Post by: pitw on January 06, 2016, 10:04:06 PM
http://www.outdoorhub.com/news/2016/01/04/freight-train-collision-kills-23-elk-montana/

Gotta get me a train. :innocentwhistle:
Title: Re: Train.
Post by: Hawks Feather on January 06, 2016, 10:21:59 PM
I guess as long as you don't want to eat them it should work.

Jerry
Title: Re: Train.
Post by: pitw on January 06, 2016, 11:02:55 PM
Indians chased them over cliffs. :wo:
Title: Re: Train.
Post by: FinsnFur on January 07, 2016, 05:12:16 AM
Wow :huh:
Title: Re: Train.
Post by: Okanagan on January 07, 2016, 11:40:46 AM
Hate to see that.  Animals are smart enough to gather and even bed down on the snow free track, and too stupid to know better. 
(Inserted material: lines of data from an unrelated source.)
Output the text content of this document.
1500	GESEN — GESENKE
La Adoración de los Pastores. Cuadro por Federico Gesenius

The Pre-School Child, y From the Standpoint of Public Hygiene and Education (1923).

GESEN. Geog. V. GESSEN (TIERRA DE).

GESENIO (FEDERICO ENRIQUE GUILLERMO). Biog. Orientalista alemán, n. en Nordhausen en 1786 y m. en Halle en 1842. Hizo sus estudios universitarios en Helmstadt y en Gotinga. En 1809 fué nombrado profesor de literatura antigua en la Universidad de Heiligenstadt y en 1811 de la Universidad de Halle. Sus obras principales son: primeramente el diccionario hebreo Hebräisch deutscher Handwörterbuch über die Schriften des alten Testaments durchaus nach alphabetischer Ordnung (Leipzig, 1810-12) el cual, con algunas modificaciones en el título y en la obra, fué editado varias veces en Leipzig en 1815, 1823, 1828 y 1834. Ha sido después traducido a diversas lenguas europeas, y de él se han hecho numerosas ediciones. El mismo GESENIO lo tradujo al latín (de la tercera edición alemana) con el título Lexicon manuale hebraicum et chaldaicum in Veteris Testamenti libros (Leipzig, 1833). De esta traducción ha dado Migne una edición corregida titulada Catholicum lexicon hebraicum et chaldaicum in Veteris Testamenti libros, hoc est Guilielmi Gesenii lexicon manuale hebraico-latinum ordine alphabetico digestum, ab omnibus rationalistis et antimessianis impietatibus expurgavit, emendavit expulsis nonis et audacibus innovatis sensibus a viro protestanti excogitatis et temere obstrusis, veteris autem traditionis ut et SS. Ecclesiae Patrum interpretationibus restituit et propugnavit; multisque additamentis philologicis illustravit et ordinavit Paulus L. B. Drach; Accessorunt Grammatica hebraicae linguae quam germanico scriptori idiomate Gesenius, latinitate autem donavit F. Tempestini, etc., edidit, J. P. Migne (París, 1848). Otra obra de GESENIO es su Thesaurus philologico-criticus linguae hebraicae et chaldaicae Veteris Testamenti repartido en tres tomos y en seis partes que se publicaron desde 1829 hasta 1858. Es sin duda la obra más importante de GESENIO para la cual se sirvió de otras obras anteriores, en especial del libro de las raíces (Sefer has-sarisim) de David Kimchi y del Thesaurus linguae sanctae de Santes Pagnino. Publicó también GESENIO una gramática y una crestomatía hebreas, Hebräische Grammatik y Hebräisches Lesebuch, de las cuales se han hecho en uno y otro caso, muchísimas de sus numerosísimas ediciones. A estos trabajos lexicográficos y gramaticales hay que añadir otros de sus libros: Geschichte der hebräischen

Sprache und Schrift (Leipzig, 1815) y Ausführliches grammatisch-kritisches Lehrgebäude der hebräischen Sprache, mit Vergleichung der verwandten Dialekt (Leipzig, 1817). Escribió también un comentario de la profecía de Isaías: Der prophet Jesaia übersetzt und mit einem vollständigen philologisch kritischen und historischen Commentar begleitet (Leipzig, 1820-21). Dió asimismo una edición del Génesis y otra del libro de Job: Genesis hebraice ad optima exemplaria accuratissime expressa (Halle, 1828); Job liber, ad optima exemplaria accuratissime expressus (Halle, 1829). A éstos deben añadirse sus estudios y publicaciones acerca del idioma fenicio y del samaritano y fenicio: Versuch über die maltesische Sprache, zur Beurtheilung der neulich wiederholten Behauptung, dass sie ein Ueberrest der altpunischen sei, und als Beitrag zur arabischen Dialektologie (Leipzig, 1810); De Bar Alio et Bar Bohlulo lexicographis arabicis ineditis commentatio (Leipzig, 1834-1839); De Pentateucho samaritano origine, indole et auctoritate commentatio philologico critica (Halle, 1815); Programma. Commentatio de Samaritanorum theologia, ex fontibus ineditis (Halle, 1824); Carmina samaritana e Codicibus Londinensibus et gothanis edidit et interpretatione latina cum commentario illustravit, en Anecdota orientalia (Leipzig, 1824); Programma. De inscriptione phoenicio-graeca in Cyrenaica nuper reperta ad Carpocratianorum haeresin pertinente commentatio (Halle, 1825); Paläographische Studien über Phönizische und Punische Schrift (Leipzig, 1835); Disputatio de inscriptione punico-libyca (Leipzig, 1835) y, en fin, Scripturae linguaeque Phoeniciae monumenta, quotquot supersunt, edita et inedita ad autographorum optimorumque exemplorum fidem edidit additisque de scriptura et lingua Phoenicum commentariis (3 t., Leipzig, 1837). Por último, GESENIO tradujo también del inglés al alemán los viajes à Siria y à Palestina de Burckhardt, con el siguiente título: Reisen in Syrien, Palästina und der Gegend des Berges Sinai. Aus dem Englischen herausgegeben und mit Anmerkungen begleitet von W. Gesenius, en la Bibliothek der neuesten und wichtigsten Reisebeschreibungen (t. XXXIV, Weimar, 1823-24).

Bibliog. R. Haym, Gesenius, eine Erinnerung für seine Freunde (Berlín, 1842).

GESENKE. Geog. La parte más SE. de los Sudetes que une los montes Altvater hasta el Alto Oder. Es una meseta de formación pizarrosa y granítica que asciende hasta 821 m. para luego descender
When the snow is deep in the national parks of the Canadian Rockies, the only place free of snow is river water, the TransCanada highway and the railroad track.    Moose usually try to outrun the train.  I watched a coyote try to outrun a train in snow over six feet deep along the sides.  He finally made a wild leap out of the way and totally disappeared as he dived to one side of the tracks into deep powder snow.

In Wyoming during a ground blizzard of blowing snow rather than falling snow, a big rig truck ahead of us killed several mule deer as a herd crossed the road, at least seven dead deer if my memory is right.  One midnight a few years ago as I drove over a pass on Highway 3 just north of the US border along Idaho or Montana, a blinding heavy snow was falling as I snaked down the west side where the road is a shelf cut into a rock wall of mountain.  Suddenly a herd of elk with a layer of camo snow on their backs was filling the road ahead of me, crossing downhill as they followed a steep draw down the mountain face.  I wasn't going very fast but started sliding on fresh snow when I touched the brakes, and managed to slither and slalom between elk and never hit a one though the rump of one brushed the side of my rig.